Los acordes del pasodoble 'Giralda' recibieron ayer en el Muelle de Las Delicias de Sevilla a la nao 'Victoria', una réplica aproximada del buque con que el marino de Getaria Juan Sebastián Elcano dio por vez primera la vuelta al mundo. El aspecto que presentaban los marinos comandados por José Luis de Ugarte e Ignacio Fernández Vial fue muy distinto al que, en 1522, mostraban los 17 hombres que acompañaban a Elcano en su arribada.
Volvieron a casa ricos, con las bodegas de la nao cargadas con 524 quintales de clavo, que, en la época, tenía el valor del oro.
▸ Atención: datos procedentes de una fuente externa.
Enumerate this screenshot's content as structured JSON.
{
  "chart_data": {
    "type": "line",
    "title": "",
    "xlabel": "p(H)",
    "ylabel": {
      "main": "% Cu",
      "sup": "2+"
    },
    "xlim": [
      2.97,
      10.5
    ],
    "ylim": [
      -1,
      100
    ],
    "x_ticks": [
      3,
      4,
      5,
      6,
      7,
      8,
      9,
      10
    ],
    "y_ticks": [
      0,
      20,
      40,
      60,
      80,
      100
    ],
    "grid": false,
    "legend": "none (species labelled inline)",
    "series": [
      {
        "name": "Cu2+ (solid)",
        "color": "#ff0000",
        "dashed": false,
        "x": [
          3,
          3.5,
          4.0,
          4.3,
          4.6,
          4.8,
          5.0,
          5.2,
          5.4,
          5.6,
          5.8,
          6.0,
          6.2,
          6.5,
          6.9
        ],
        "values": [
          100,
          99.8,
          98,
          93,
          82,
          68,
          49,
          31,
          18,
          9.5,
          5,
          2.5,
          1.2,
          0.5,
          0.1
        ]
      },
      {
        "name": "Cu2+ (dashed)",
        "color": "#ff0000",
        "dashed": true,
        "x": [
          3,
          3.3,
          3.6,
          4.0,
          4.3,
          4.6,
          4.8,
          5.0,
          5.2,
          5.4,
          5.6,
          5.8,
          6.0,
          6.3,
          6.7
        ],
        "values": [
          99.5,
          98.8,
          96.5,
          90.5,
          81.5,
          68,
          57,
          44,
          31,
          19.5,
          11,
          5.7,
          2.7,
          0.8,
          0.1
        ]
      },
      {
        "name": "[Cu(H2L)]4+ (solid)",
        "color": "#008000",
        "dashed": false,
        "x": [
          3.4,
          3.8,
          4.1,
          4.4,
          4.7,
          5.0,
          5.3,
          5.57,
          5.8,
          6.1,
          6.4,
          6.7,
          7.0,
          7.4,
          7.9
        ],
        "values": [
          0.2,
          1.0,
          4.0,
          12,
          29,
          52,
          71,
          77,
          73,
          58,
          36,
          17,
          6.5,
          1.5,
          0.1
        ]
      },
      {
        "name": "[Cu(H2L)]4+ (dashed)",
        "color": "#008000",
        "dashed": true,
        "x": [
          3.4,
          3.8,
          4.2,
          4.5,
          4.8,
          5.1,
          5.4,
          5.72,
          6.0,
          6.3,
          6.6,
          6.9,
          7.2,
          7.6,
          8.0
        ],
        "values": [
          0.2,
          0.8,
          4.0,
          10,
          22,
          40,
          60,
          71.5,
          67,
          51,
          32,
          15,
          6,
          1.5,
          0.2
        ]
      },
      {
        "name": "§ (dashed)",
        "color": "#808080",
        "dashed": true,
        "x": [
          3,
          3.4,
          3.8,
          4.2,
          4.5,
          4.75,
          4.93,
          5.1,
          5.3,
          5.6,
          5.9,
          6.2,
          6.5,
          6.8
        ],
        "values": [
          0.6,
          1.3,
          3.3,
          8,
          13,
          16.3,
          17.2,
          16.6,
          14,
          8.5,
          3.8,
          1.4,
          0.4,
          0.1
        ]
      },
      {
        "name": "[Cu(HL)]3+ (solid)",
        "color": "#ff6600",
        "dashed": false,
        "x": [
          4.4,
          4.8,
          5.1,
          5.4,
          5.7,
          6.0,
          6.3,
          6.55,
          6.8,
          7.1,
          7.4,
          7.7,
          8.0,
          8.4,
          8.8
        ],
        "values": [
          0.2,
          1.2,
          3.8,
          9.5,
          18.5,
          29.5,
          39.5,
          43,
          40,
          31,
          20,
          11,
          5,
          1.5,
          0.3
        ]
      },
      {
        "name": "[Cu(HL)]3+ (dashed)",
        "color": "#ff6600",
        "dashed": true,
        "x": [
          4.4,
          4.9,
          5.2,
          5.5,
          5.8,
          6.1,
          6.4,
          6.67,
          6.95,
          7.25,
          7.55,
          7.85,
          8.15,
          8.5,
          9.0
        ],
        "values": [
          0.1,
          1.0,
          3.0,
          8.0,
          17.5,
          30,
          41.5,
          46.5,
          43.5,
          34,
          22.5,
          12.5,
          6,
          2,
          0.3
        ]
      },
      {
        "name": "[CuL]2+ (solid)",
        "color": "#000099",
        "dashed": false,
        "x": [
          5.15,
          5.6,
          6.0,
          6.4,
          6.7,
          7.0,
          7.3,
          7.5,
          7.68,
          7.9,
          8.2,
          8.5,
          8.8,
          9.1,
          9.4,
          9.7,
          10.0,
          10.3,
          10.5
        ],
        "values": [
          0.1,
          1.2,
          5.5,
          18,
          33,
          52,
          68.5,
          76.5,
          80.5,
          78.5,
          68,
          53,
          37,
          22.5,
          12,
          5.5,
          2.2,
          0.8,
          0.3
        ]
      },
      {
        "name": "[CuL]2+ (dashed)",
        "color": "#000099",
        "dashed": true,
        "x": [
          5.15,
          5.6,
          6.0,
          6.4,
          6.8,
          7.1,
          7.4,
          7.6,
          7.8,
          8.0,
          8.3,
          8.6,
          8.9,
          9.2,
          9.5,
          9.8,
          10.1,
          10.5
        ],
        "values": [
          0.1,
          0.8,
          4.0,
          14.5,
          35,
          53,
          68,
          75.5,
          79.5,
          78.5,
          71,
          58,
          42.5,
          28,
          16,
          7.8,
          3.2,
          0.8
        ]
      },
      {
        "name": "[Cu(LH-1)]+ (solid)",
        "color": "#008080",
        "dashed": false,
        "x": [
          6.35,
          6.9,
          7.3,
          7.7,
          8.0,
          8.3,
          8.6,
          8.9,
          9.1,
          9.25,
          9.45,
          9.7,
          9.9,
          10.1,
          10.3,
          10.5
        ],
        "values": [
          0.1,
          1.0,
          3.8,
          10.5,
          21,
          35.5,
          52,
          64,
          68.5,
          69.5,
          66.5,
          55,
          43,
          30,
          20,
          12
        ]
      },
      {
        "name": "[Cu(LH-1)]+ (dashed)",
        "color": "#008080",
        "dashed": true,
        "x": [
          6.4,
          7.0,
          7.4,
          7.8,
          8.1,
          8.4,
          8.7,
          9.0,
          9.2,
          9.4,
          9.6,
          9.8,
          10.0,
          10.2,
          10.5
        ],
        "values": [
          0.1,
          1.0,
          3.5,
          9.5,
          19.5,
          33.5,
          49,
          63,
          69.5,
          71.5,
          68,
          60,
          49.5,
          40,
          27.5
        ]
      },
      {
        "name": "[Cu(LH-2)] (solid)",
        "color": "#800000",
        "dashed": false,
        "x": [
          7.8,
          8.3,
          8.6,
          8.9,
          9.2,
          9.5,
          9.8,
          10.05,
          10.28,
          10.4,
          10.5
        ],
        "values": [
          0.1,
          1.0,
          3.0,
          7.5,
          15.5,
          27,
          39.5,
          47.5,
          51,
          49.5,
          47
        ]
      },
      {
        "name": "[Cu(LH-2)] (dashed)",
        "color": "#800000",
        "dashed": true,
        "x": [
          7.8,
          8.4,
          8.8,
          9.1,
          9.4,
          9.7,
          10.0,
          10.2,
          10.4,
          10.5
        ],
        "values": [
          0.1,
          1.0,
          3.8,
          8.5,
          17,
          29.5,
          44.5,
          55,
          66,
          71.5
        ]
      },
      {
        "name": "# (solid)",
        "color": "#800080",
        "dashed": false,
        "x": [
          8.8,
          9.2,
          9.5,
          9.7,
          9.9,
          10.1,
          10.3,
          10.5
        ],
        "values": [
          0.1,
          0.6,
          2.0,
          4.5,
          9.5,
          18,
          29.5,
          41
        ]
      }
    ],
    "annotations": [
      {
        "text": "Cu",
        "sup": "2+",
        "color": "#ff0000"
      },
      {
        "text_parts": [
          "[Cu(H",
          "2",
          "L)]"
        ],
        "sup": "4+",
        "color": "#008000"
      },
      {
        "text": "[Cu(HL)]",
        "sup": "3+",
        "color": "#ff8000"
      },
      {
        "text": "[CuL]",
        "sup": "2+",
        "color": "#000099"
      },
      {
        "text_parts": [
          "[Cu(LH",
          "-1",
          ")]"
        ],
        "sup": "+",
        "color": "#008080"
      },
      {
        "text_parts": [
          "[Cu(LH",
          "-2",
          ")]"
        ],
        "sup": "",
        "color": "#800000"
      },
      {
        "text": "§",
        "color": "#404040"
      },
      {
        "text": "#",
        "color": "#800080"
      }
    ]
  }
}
Pero desembarcaron famélicos, desdentados por el escorbuto, embrutecidos... Habían tenido que hervir y comerse el cuero de sus cinturones y de las costuras de las velas para poder sobrevivir, se habían alimentado con polvo de bizcocho empapado en orines de rata... En los últimos meses de travesía, los marinos pagaban hasta un doblón de plata por el cuerpo de uno de esos roedores. 256 hombres habían zarpado de Sevilla en 1519 al mando de Magallanes con el encargo de buscar especias en países no controlados por los portugueses y, sin quererlo, completaron la vuelta al Globo.
Embajada en Aichi
Ayer, y tras 19 meses de travesía y 26.500 millas navegadas, la nao de 150 toneles construida empleando las instrucciones para armar buques redactadas en 1560 por Diego García de Palacios llegó al que será su puerto definitivo, ya que el barco formará parte del futuro Museo de la Navegación de Sevilla tras haberse convertido en embajada flotante de España. La nao, en la que el Estado ha invertido dos millones de euros, estuvo presente el pasado año en la localidad japonesa de Aichi formando parte de la presencia española en la Expo.
La tripulación fue recibida por la ministra de Fomento, Magdalena Álvarez, quien les felicitó por su «valor, trabajo y capacidad» de aguante. «Vuestra hazaña ha sido recordar al mundo entero que el primero que dio la vuelta al mundo no fue Sir Drake sino Juan Sebastián Elcano», apuntó Álvarez. Ugarte dijo que, de su experiencia a bordo, se queda con la noche «muy dura» en que entraron a Tokio, por el intenso tráfico que había, y con la emotiva llegada el 22 de abril a Sanlúcar de Barrameda. Fernández Vial precisó que el barco, «fantástico», ha aguantado «temporales durísimos y hace honor al que llevó Elcano». El tripulante más joven, Pablo Torres (24 años), recordó la belleza de los atolones del Pacífico y «el cachondeo» de a bordo que les ha permitido salvar los momentos más duros de la travesía. La nao ha sido visitada por 90.000 personas y ha atracado en 20 puertos.